Lada dzień mają ruszyć prace na zalewie Zakrzówek w Krakowie, nazywanym często "polską Chorwacją". Na początek trzeba będzie oczyścić i zabezpieczyć ściany kamieniołomu. Za dwa lata rozpocznie się budowa kąpieliska. Przez kilka sezonów na Zakrzówku nie będzie można nurkować.
Prace będzie nadzorować krakowski Zarząd Zieleni Miejskiej. W parku mają powstać przestrzenie wspinaczkowe, kąpieliska strzeżone, trasy rowerowe, ścieżka zdrowia, wybieg dla psów oraz miejsca piknikowe. Wizualizacje obszaru przedstawiła na początku tego roku Pracownia Projektowa F11.
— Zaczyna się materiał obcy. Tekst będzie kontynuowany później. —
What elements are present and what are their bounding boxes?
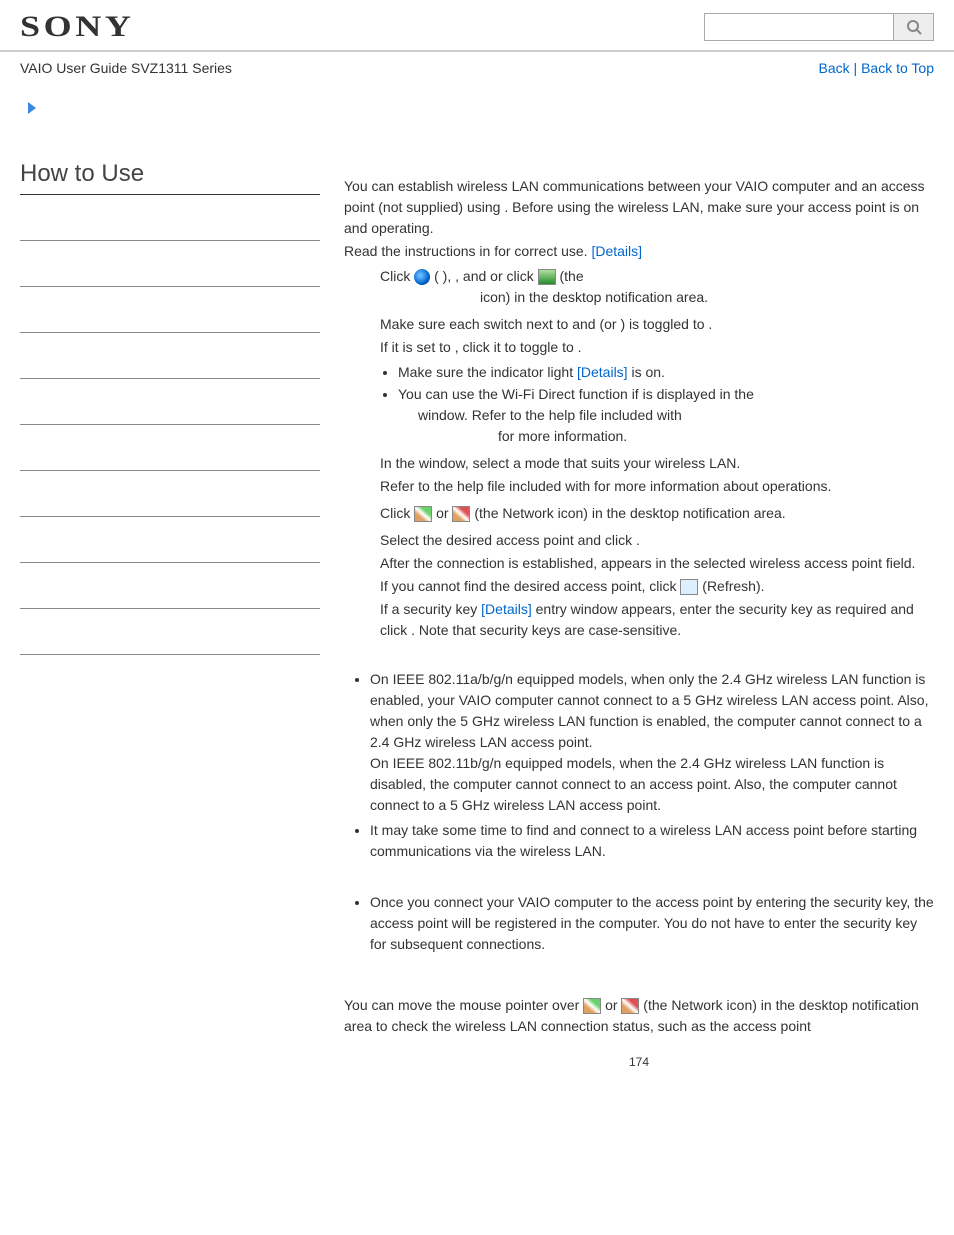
step-4: Click or (the Network icon) in the deskt… [380, 503, 934, 524]
note-item: On IEEE 802.11a/b/g/n equipped models, w… [370, 669, 934, 816]
sidebar-item[interactable] [20, 563, 320, 609]
sidebar: How to Use [20, 116, 320, 1071]
breadcrumb-chevron-icon [26, 100, 42, 116]
refresh-icon [680, 579, 698, 595]
sidebar-item[interactable] [20, 195, 320, 241]
status-paragraph: You can move the mouse pointer over or (… [344, 995, 934, 1037]
nav-sep: | [850, 60, 861, 76]
hint-item: You can use the Wi-Fi Direct function if… [398, 384, 934, 447]
sidebar-item[interactable] [20, 287, 320, 333]
smart-network-icon [538, 269, 556, 285]
network-icon [583, 998, 601, 1014]
intro-paragraph-2: Read the instructions in for correct use… [344, 241, 934, 262]
network-off-icon [452, 506, 470, 522]
search-icon [906, 19, 922, 35]
sub-header: VAIO User Guide SVZ1311 Series Back | Ba… [0, 52, 954, 82]
main-content: You can establish wireless LAN communica… [320, 116, 934, 1071]
note-item: It may take some time to find and connec… [370, 820, 934, 862]
guide-title: VAIO User Guide SVZ1311 Series [20, 60, 232, 76]
start-icon [414, 269, 430, 285]
step-5: Select the desired access point and clic… [380, 530, 934, 641]
step-2: Make sure each switch next to and (or ) … [380, 314, 934, 447]
sidebar-item[interactable] [20, 241, 320, 287]
step-3: In the window, select a mode that suits … [380, 453, 934, 497]
search-wrap [704, 13, 934, 41]
note-item: Once you connect your VAIO computer to t… [370, 892, 934, 955]
page-number: 174 [344, 1053, 934, 1071]
back-to-top-link[interactable]: Back to Top [861, 60, 934, 76]
back-link[interactable]: Back [819, 60, 850, 76]
sidebar-item[interactable] [20, 379, 320, 425]
top-bar: SONY [0, 0, 954, 52]
sidebar-item[interactable] [20, 517, 320, 563]
search-button[interactable] [894, 13, 934, 41]
details-link[interactable]: [Details] [591, 243, 642, 259]
intro-paragraph: You can establish wireless LAN communica… [344, 176, 934, 239]
step-1: Click ( ), , and or click (the icon) in … [380, 266, 934, 308]
nav-links: Back | Back to Top [819, 60, 934, 76]
sidebar-item[interactable] [20, 609, 320, 655]
sony-logo: SONY [20, 10, 134, 44]
sidebar-item[interactable] [20, 333, 320, 379]
search-input[interactable] [704, 13, 894, 41]
notes-list-2: Once you connect your VAIO computer to t… [354, 892, 934, 955]
hint-item: Make sure the indicator light [Details] … [398, 362, 934, 383]
details-link[interactable]: [Details] [481, 601, 532, 617]
network-off-icon [621, 998, 639, 1014]
details-link[interactable]: [Details] [577, 364, 628, 380]
sidebar-title: How to Use [20, 160, 320, 195]
network-icon [414, 506, 432, 522]
sidebar-item[interactable] [20, 425, 320, 471]
notes-list: On IEEE 802.11a/b/g/n equipped models, w… [354, 669, 934, 862]
sidebar-item[interactable] [20, 471, 320, 517]
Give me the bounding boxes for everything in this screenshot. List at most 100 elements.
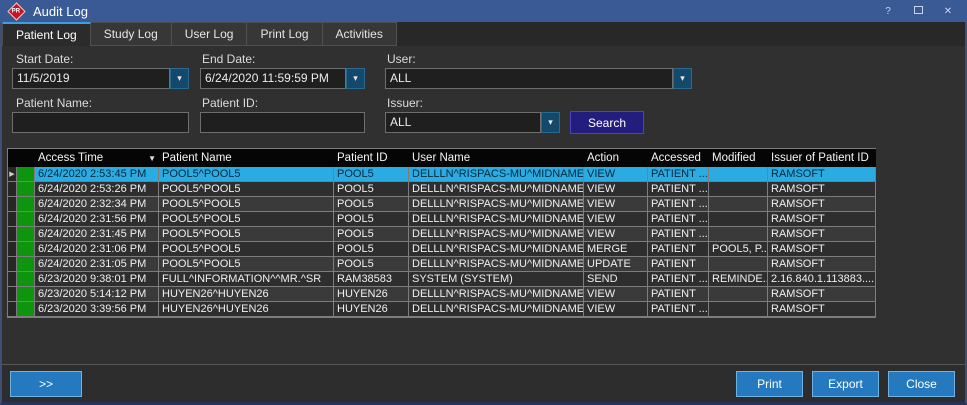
- cell-user-name[interactable]: SYSTEM (SYSTEM): [409, 272, 584, 287]
- cell-patient-id[interactable]: POOL5: [334, 257, 409, 272]
- cell-patient-id[interactable]: POOL5: [334, 197, 409, 212]
- issuer-combobox[interactable]: ALL ▾: [385, 112, 560, 133]
- cell-patient-name[interactable]: HUYEN26^HUYEN26: [159, 302, 334, 317]
- row-selector-cell[interactable]: [8, 212, 17, 227]
- cell-user-name[interactable]: DELLLN^RISPACS-MU^MIDNAME...: [409, 227, 584, 242]
- row-status-green-cell[interactable]: [17, 257, 35, 272]
- cell-accessed[interactable]: PATIENT: [648, 257, 709, 272]
- cell-user-name[interactable]: DELLLN^RISPACS-MU^MIDNAME...: [409, 287, 584, 302]
- cell-user-name[interactable]: DELLLN^RISPACS-MU^MIDNAME...: [409, 182, 584, 197]
- cell-accessed[interactable]: PATIENT: [648, 242, 709, 257]
- search-button[interactable]: Search: [570, 111, 644, 134]
- row-selector-cell[interactable]: [8, 257, 17, 272]
- cell-issuer-of-patient-id[interactable]: RAMSOFT: [768, 287, 876, 302]
- cell-patient-name[interactable]: POOL5^POOL5: [159, 212, 334, 227]
- row-status-green-cell[interactable]: [17, 227, 35, 242]
- cell-modified[interactable]: [709, 257, 768, 272]
- cell-patient-name[interactable]: POOL5^POOL5: [159, 257, 334, 272]
- cell-access-time[interactable]: 6/23/2020 5:14:12 PM: [35, 287, 159, 302]
- cell-user-name[interactable]: DELLLN^RISPACS-MU^MIDNAME...: [409, 167, 584, 182]
- cell-action[interactable]: VIEW: [584, 287, 648, 302]
- print-button[interactable]: Print: [736, 371, 803, 397]
- cell-patient-name[interactable]: FULL^INFORMATION^^MR.^SR: [159, 272, 334, 287]
- row-status-green-cell[interactable]: [17, 182, 35, 197]
- cell-user-name[interactable]: DELLLN^RISPACS-MU^MIDNAME...: [409, 242, 584, 257]
- cell-action[interactable]: MERGE: [584, 242, 648, 257]
- cell-issuer-of-patient-id[interactable]: RAMSOFT: [768, 212, 876, 227]
- cell-patient-id[interactable]: POOL5: [334, 167, 409, 182]
- cell-modified[interactable]: [709, 167, 768, 182]
- row-selector-cell[interactable]: ▶: [8, 167, 17, 182]
- column-header-patient_name[interactable]: Patient Name: [159, 149, 334, 167]
- cell-issuer-of-patient-id[interactable]: RAMSOFT: [768, 182, 876, 197]
- cell-issuer-of-patient-id[interactable]: RAMSOFT: [768, 227, 876, 242]
- cell-modified[interactable]: [709, 287, 768, 302]
- cell-modified[interactable]: [709, 227, 768, 242]
- cell-modified[interactable]: POOL5, P...: [709, 242, 768, 257]
- start-date-combobox[interactable]: 11/5/2019 ▾: [12, 68, 189, 89]
- help-icon[interactable]: ?: [881, 6, 895, 17]
- patient-name-input[interactable]: [12, 112, 189, 133]
- cell-user-name[interactable]: DELLLN^RISPACS-MU^MIDNAME...: [409, 302, 584, 317]
- row-status-green-cell[interactable]: [17, 302, 35, 317]
- cell-patient-name[interactable]: POOL5^POOL5: [159, 182, 334, 197]
- cell-action[interactable]: VIEW: [584, 227, 648, 242]
- cell-patient-name[interactable]: HUYEN26^HUYEN26: [159, 287, 334, 302]
- export-button[interactable]: Export: [812, 371, 879, 397]
- cell-patient-name[interactable]: POOL5^POOL5: [159, 167, 334, 182]
- cell-action[interactable]: VIEW: [584, 182, 648, 197]
- row-status-green-cell[interactable]: [17, 287, 35, 302]
- cell-accessed[interactable]: PATIENT ...: [648, 302, 709, 317]
- row-status-green-cell[interactable]: [17, 197, 35, 212]
- cell-patient-id[interactable]: POOL5: [334, 227, 409, 242]
- cell-patient-id[interactable]: HUYEN26: [334, 302, 409, 317]
- end-date-dropdown-button[interactable]: ▾: [346, 68, 365, 89]
- cell-accessed[interactable]: PATIENT ...: [648, 197, 709, 212]
- column-header-issuer_of_patient_id[interactable]: Issuer of Patient ID: [768, 149, 876, 167]
- cell-patient-id[interactable]: POOL5: [334, 182, 409, 197]
- close-button[interactable]: Close: [888, 371, 955, 397]
- cell-issuer-of-patient-id[interactable]: RAMSOFT: [768, 257, 876, 272]
- cell-user-name[interactable]: DELLLN^RISPACS-MU^MIDNAME...: [409, 197, 584, 212]
- row-selector-cell[interactable]: [8, 287, 17, 302]
- cell-modified[interactable]: [709, 182, 768, 197]
- cell-action[interactable]: SEND: [584, 272, 648, 287]
- cell-action[interactable]: VIEW: [584, 167, 648, 182]
- column-header-modified[interactable]: Modified: [709, 149, 768, 167]
- row-selector-cell[interactable]: [8, 182, 17, 197]
- cell-issuer-of-patient-id[interactable]: RAMSOFT: [768, 167, 876, 182]
- cell-access-time[interactable]: 6/23/2020 9:38:01 PM: [35, 272, 159, 287]
- cell-modified[interactable]: [709, 212, 768, 227]
- cell-patient-id[interactable]: HUYEN26: [334, 287, 409, 302]
- expand-button[interactable]: >>: [10, 371, 82, 397]
- user-combobox[interactable]: ALL ▾: [385, 68, 692, 89]
- cell-issuer-of-patient-id[interactable]: RAMSOFT: [768, 242, 876, 257]
- cell-modified[interactable]: REMINDE...: [709, 272, 768, 287]
- cell-access-time[interactable]: 6/24/2020 2:31:45 PM: [35, 227, 159, 242]
- cell-accessed[interactable]: PATIENT ...: [648, 167, 709, 182]
- tab-patient-log[interactable]: Patient Log: [2, 22, 91, 46]
- cell-patient-id[interactable]: RAM38583: [334, 272, 409, 287]
- row-selector-cell[interactable]: [8, 242, 17, 257]
- row-status-green-cell[interactable]: [17, 167, 35, 182]
- cell-action[interactable]: VIEW: [584, 302, 648, 317]
- cell-access-time[interactable]: 6/24/2020 2:31:56 PM: [35, 212, 159, 227]
- cell-accessed[interactable]: PATIENT ...: [648, 212, 709, 227]
- cell-accessed[interactable]: PATIENT ...: [648, 227, 709, 242]
- patient-id-input[interactable]: [200, 112, 365, 133]
- cell-patient-name[interactable]: POOL5^POOL5: [159, 242, 334, 257]
- row-status-green-cell[interactable]: [17, 212, 35, 227]
- cell-access-time[interactable]: 6/24/2020 2:32:34 PM: [35, 197, 159, 212]
- cell-accessed[interactable]: PATIENT ...: [648, 182, 709, 197]
- maximize-icon[interactable]: [911, 6, 925, 17]
- cell-modified[interactable]: [709, 197, 768, 212]
- row-selector-cell[interactable]: [8, 302, 17, 317]
- cell-access-time[interactable]: 6/24/2020 2:31:06 PM: [35, 242, 159, 257]
- cell-access-time[interactable]: 6/24/2020 2:53:45 PM: [35, 167, 159, 182]
- cell-access-time[interactable]: 6/24/2020 2:53:26 PM: [35, 182, 159, 197]
- cell-issuer-of-patient-id[interactable]: RAMSOFT: [768, 302, 876, 317]
- column-header-accessed[interactable]: Accessed: [648, 149, 709, 167]
- cell-action[interactable]: VIEW: [584, 212, 648, 227]
- end-date-combobox[interactable]: 6/24/2020 11:59:59 PM ▾: [200, 68, 365, 89]
- close-icon[interactable]: ✕: [941, 6, 955, 17]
– Trzeba zabezpieczyć ściany od góry do samego dołu, w rejonie kąpieliska i budynku sportów wodnych. Skały zostaną oczyszczone ze wszystkich elementów, które się odłupują i odpadają, a następnie zamontowana tam zostanie specjalna siatka. Bez tego nie jesteśmy w stanie ruszyć z żadnymi innymi pracami – tłumaczył w rozmowie z LoveKraków.pl Jarosław Tabor, zastępca dyrektora Zarządu Zieleni Miejskiej.
Zalew Zakrzówek powstał w 1990 r. po wypełnieniu wodą starego kamieniołomu. Składa się z dwóch zbiorników połączonych przesmykiem. Akwen udostępniony jest do nurkowania. Pod wodą, na głębokości 7–31 metrów, leżą łodzie i auta.
Zła sława Zakrzówka
Brzegi zalewu są jednym z ulubionych miejsc wypoczynku krakowian. Wielu, pomimo zakazów, decyduje się na kąpiel. Od lat jednak dochodzi tam do tragicznych wypadków. We wtorek policja poinformowała o utonięciu 14-letniego chłopca. Według świadka miał on skakać do wody ze skał. Ciało chłopaka znaleziono na głębokości ok. 20 metrów. Funkcjonariusze, który patrolują teren, przypominają, że tu pływać nie wolno.
Zdarzenie z wtorku to pierwsze utonięcie w Zakrzówku w tym roku. Ostatni przypadek miał miejsce w czasie wakacji w 2015 roku. Ponadto w latach 2017-2018 odnotowano śmiertelne wypadki z udziałem płetwonurków. Doszło tam także w ostatnich latach do czterech samobójstw.
- Na Zakrzówku aktualnie nie można się kąpać. O zakazie informują stosowne znaki i tablice. Jest tam bardzo głęboko i stromo, a miejscami niełatwo jest wejść z powrotem na brzeg. Oczywiście każdy, kto chce, może tam wejść, ale zalecamy ostrożność - mówił money.pl rzecznik Komendy Wojewódzkiej Policji w Krakowie, mł. insp. Sebastian Gleń.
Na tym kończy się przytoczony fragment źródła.